Russia’s relatively upbeat public opinion makes a lot more sense when you look at the condition of the labour market. Despite the litany of ills I’ve catalogued above, Russia’s unemployment rate has actually been decreasing in recent months. The trend of decreasing unemployment continued unabated even after the introduction of sanctions and an obvious reduction in the economy’s total growth rate. The latest data from Rosstat showed that, over the summer, Russia was at 4.8% unemployment – a level that could reasonably be argued is actually above full employment.
How is this possible? How could unemployment continue to march downward when Russia’s economy was so clearly misfiring? The answer lies in the demographics of Russia’s labour force.
Where did the workers go?
I’ve written widely on the recent improvements in Russia’s demography. These improvements are real, and they mean that rather than naturally shrinking by 700,000 or 800,000 people a year, Russia’s population has actually experienced modest growth over the past several years. The future remains highly uncertain – population forecasts over the next 30 years range from 120m to 150m – but the improvements of the past several years are real and important. Despite the moniker of being a “dying nation,” by 2014 Russian life expectancy was at an all-time high and the total fertility rate was marginally higher than the all-EU average (and substantially higher than the EU’s newest members in Central and Eastern Europe).
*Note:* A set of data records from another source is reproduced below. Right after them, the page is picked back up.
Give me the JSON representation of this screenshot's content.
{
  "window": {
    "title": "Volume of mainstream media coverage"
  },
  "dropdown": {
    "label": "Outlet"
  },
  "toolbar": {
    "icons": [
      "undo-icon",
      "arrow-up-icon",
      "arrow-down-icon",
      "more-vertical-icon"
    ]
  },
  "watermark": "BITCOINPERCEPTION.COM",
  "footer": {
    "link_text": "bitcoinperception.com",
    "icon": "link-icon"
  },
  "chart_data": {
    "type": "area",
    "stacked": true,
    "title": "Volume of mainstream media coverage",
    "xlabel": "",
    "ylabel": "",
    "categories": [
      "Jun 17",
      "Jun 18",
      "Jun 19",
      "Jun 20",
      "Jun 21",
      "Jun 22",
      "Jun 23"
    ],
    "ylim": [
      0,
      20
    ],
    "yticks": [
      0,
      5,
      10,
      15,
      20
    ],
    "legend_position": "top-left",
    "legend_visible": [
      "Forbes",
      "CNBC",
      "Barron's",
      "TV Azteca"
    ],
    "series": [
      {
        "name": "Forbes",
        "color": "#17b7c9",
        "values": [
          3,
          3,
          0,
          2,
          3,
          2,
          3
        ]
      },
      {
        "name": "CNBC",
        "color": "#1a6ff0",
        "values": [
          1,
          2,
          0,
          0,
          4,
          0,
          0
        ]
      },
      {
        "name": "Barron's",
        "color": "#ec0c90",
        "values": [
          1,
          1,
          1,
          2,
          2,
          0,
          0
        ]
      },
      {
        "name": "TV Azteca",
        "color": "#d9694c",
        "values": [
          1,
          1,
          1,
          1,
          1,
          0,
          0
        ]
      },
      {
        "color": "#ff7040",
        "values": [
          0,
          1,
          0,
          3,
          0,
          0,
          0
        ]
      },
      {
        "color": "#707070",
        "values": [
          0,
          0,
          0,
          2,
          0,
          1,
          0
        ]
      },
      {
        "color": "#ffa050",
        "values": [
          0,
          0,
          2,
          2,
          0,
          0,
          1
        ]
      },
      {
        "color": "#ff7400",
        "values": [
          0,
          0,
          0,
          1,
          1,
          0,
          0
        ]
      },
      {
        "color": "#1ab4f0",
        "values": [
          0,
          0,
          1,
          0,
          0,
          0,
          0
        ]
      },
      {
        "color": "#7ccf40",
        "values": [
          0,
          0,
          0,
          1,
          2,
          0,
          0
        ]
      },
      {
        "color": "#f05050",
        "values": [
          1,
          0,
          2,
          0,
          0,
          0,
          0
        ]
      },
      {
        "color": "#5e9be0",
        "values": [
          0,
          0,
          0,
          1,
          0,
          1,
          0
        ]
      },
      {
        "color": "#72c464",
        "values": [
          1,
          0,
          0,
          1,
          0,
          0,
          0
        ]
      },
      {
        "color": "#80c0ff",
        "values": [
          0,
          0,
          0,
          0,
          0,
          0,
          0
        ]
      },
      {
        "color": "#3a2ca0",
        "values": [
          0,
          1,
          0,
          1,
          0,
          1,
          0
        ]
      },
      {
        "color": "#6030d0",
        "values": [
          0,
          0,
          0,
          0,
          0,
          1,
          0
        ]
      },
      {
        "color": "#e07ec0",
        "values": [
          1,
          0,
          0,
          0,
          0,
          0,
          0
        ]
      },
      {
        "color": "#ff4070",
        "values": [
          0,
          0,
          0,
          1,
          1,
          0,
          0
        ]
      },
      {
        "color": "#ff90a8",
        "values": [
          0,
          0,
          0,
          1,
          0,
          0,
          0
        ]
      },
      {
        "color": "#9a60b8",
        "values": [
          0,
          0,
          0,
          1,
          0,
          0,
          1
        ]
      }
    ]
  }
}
But how could the workforce shrink if the overall population is growing? Precise definitions vary, but the “active workforce” is generally defined as the number of people between 20 and 65. It’s true that this is a somewhat crude definition. Even in Russia, college has become the norm and people do not generally get their first job until they are 22 or 23. On the other side of the spectrum, Russian law allows people to retire when they are in their mid-50s (though in practice a great number of “pensioners” continue to work other jobs). Looking at this chunk of the population though does give one a sense of the maximum possible number of citizens that could be engaged in economically productive activity. And even though Russia’s overall population is growing, the workforce has been shrinking since late 2012 and will continue to shrink for at least the next five years.
Put simply, the children born during the recent (and rather modest) “baby boom” won’t enter the workforce until the late 2020s or the early 2030s. And the recent improvements in life expectancy mean that more and more Russians (though still far too few!) are living past 65.
Perfect demographic storm
In the meantime there is a perfect demographic storm. The cohort leaving the labour force is the large one born during the post-war years, the last time that Russia had substantially above-replacement fertility, while the cohort entering the labour force is the tiny one born during the “demographic hole” of the 1990’s. There are simply too few young people to replace all of the old ones leaving the labour market.
This all suggests that Russia will continue to experience full employment even in the absence of strong economic growth. Given the basics of supply and demand (ie. a shrinking supply of workers) wages will grow and employers will have to offer more and more attractive deals simply to retain their existing employees. To the man on the street, then, the Russian economy will feel as if it’s performing reasonably well.
The overall economic costs to Russia from a shrinking labour force are real, and I do not intend to discount them. In the long term, Russia will have to find a way to address the issue, most likely through increased importation of labour from Central Asia and “the near abroad.” But in the short term, the shrinking labour force strongly suggests that the anti-Putin uprising many Western commentators have been predicting will not occur. The “pain” from Western sanctions and from Russia’s own policy miscalculations will only cause mass dissatisfaction if negatively impacts the labour market – and the odds are firmly against that occurring.
Mark Adomanis is an MA/MBA candidate at the Lauder Institute at the University of Pennsylvania. He regularly contributes Russia-related writings to a range of outlets such as True/Slant, Salon, Forbes and The National Interest.